If we eliminate the inside actor- any disgruntled or financially motivated employee, then those who breached the defenses of HBO, could have lived anywhere in the world if they had the right exploits at their disposal and a simple Internet connection to reach their intended target.
It is not hard to fathom that HBO was specifically targeted and the breached put in motion a set of steps to reach their target. Likely, the attackers scanned the HBO networks and found unpatched vulnerabilities (more than 99% of intrusions rely on easily addressable vulnerabilities) and then used an available exploit or set of exploits to invade the network and conduct their heist. It is also possible and not currently known if the exploit, e.g., injected bot, was placed in the network many days or weeks ahead like a sleeping agent and an event triggered its action.
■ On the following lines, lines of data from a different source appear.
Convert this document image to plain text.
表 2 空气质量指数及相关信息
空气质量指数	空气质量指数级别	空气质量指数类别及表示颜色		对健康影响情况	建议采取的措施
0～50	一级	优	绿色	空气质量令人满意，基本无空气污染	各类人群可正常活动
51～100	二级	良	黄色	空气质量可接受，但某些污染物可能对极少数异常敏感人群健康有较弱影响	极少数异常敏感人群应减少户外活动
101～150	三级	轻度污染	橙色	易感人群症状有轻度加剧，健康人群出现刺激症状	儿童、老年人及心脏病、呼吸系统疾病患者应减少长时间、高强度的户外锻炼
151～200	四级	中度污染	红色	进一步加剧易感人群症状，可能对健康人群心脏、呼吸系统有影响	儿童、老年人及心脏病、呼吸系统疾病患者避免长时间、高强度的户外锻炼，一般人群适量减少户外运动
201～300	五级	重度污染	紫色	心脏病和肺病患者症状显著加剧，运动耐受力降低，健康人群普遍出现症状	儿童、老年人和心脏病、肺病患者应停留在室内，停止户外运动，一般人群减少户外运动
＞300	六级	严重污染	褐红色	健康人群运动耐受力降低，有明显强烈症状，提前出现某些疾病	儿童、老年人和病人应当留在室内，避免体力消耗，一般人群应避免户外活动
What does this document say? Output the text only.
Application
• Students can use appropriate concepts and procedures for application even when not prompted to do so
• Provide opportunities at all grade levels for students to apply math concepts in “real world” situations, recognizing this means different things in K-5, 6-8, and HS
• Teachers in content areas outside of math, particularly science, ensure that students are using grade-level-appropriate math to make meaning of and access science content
Even without standard security controls, HBO could have protected its assets by deploying strong encryption technologies and maintaining a hardened key management system- designating themselves or a trusted third party as the root of trust or the master key holder. HBO is certainly guilty of not only failing to deploy standard security controls but also weak access control tools and absence of effective mitigates such as limiting the amount of data available in a single repository thus forcing the intruder to wage multiple attacks to gain access to the trove of material.
Lesson to be learned? Nothing is impenetrable anymore and every organization no matter if it's in entertainment or in healthcare are vulnerable to attacks and security breaches. A very notable quote from HBO hit series comes to mind - "Power resides where men believe it resides. It's a trick, a shadow on the wall. And a very small man can cast a very large shadow." - Lord Varys.